The Architecture of Closed Worlds, Or, What Is the Power of Shit? explores the development of closed systems in 20th century architecture, design and engineering, from the space program to countercultural architectural groups experimenting with autonomous living. The book documents the research of the 2016 exhibition Closed Worlds, presented at the Storefront for Art and Architecture in New York. Pentagram extended its award-winning design for the exhibition to the book, released by Storefront in collaboration with Lars Müller Publishers.
The Pentagram designers worked closely with the book’s author, Lydia Kallipoliti, who also curated the exhibition. Closed Worlds presents an archive of 37 historical living prototypes from 1928 to the present that function as closed resource regenerating systems, such as outer space capsules, submarines and office buildings. The subject is timely; global warming, recycling and sustainability are all related to the study and analysis of closed systems.
The exhibition design for Closed Worlds was a closed system in itself, complete with its own custom typeface, CLOSED, display methodology and organizational structure. The book adapts this concept and graphic elements from the show, including the branding, typography and data visualizations. Like the exhibition, the book opens with a timeline of the prototypes, with the typology of each system represented by a symbol based on a simple shape.
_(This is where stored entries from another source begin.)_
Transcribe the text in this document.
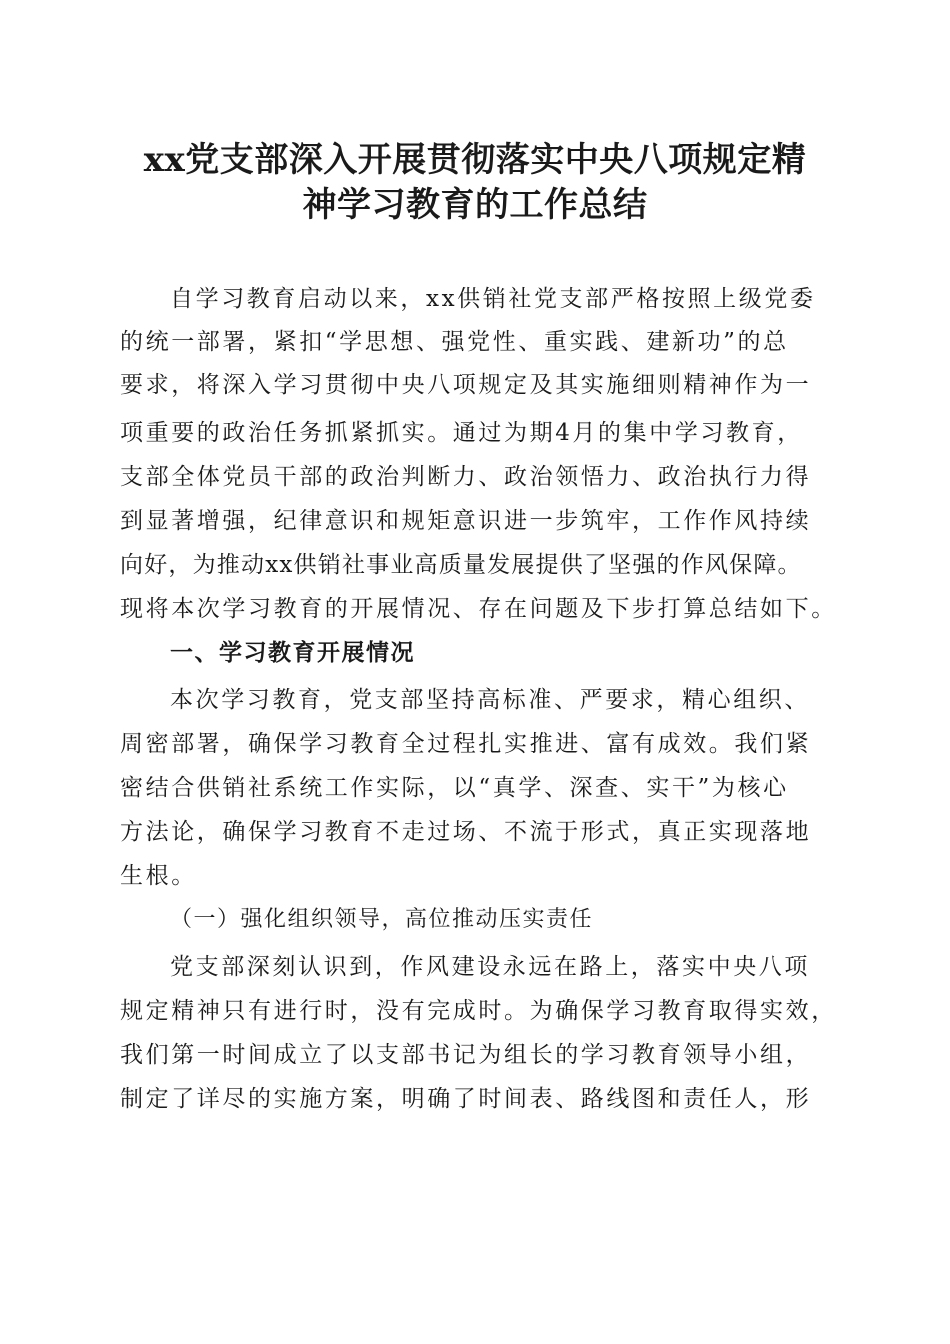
xx党支部深入开展贯彻落实中央八项规定精
神学习教育的工作总结
自学习教育启动以来，xx供销社党支部严格按照上级党委
的统一部署，紧扣“学思想、强党性、重实践、建新功”的总
要求，将深入学习贯彻中央八项规定及其实施细则精神作为一
项重要的政治任务抓紧抓实。通过为期4月的集中学习教育，
支部全体党员干部的政治判断力、政治领悟力、政治执行力得
到显著增强，纪律意识和规矩意识进一步筑牢，工作作风持续
向好，为推动xx供销社事业高质量发展提供了坚强的作风保障。
现将本次学习教育的开展情况、存在问题及下步打算总结如下。
一、学习教育开展情况
本次学习教育，党支部坚持高标准、严要求，精心组织、
周密部署，确保学习教育全过程扎实推进、富有成效。我们紧
密结合供销社系统工作实际，以“真学、深查、实干”为核心
方法论，确保学习教育不走过场、不流于形式，真正实现落地
生根。
（一）强化组织领导，高位推动压实责任
党支部深刻认识到，作风建设永远在路上，落实中央八项
规定精神只有进行时，没有完成时。为确保学习教育取得实效，
我们第一时间成立了以支部书记为组长的学习教育领导小组，
制定了详尽的实施方案，明确了时间表、路线图和责任人，形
Each prototype also contains a color-coded bar graph that depicts the life cycle of the various resources within the system. These color graphs reappear on the fore edge of each prototype’s case study, mapping the systems across the pages.
The custom CLOSED font visually echoes the confined, self-sustaining physical environments. The typeface removes as much negative space as possible from within and between its letterforms. Drawn and cut with 45˚ and 90˚ angles, the letterforms interlock with each other into a continuous pattern. The book concludes with a section that repurposes the exhibition’s “Speculative Histories” supergraphic collage as a detailed portfolio presenting a parallel narrative of enclosed spaces.